University of Texas Southwestern Medical Center, Department of Obstetrics and Gynecology, Dallas, TX 75235-9032, USA.
Am J Obstet Gynecol. 2011 Jun;204(6 Suppl 1):S89-93. doi: 10.1016/j.ajog.2011.03.005. Epub 2011 Mar 9.

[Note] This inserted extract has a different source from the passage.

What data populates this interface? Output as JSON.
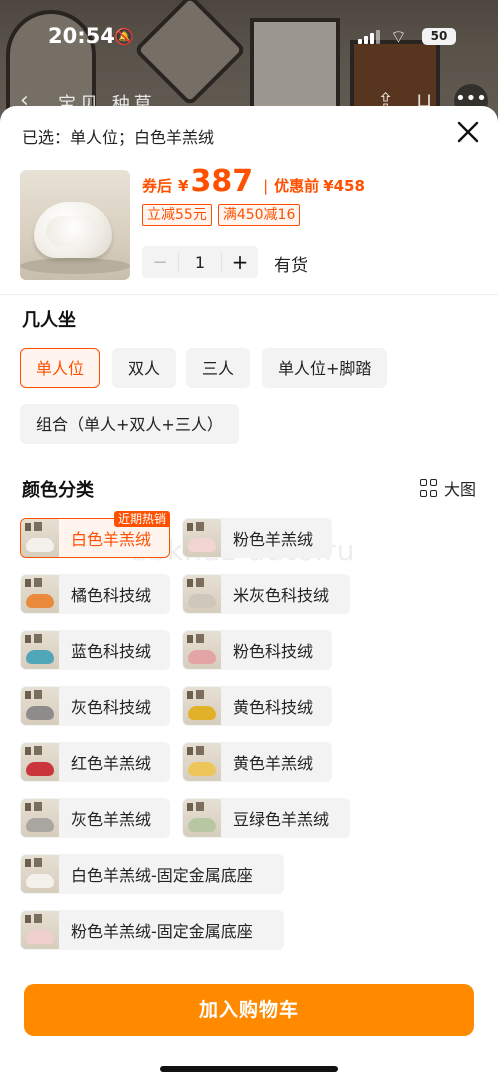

The purpose of this study was to determine pharmacokinetic parameters for oseltamivir in all trimesters of pregnancy. Thirty pregnant women, 10 per trimester, who were receiving oseltamivir phosphate (75 mg) were recruited to study first-dose pharmacokinetics. Plasma samples were obtained at 0, 0.5, 1, 2, 4, 8, and 12 hours after the first dose. Samples were analyzed for oseltamivir and oseltamivir carboxylate levels. With the use of a noncompartmental model, we estimated the area-under-the-curve, maximum concentration, time-to-maximum concentration, and half-life. There were no significant differences in the pharmacokinetics of oseltamivir by trimester, except for an increased half-life in the first trimester for oseltamivir phosphate and an increased maximum concentration in the third trimester for oseltamivir carboxylate. The levels of oseltamivir carboxylate that were observed were within the range that was needed to achieve inhibitory concentrations at 50% for pandemic H1N1. The pharmacokinetics of oseltamivir does not change significantly according to trimester of pregnancy.
本研究旨在确定妊娠各期磷酸奥司他韦的药代动力学参数。招募了 30 名接受磷酸奥司他韦(75mg)治疗的孕妇,每个孕期 10 名,以研究首剂药代动力学。在首剂后 0、0.5、1、2、4、8 和 12 小时采集血样,分析奥司他韦和奥司他韦羧酸的水平。使用非房室模型,我们估算了曲线下面积、最大浓度、达峰时间和半衰期。除了奥司他韦磷酸盐在孕早期半衰期延长,奥司他韦羧酸在孕晚期最大浓度增加外,孕期各期奥司他韦的药代动力学无显著差异。观察到的奥司他韦羧酸水平在达到大流行 H1N1 的 50%抑制浓度所需范围内。奥司他韦的药代动力学不因孕期不同而有显著变化。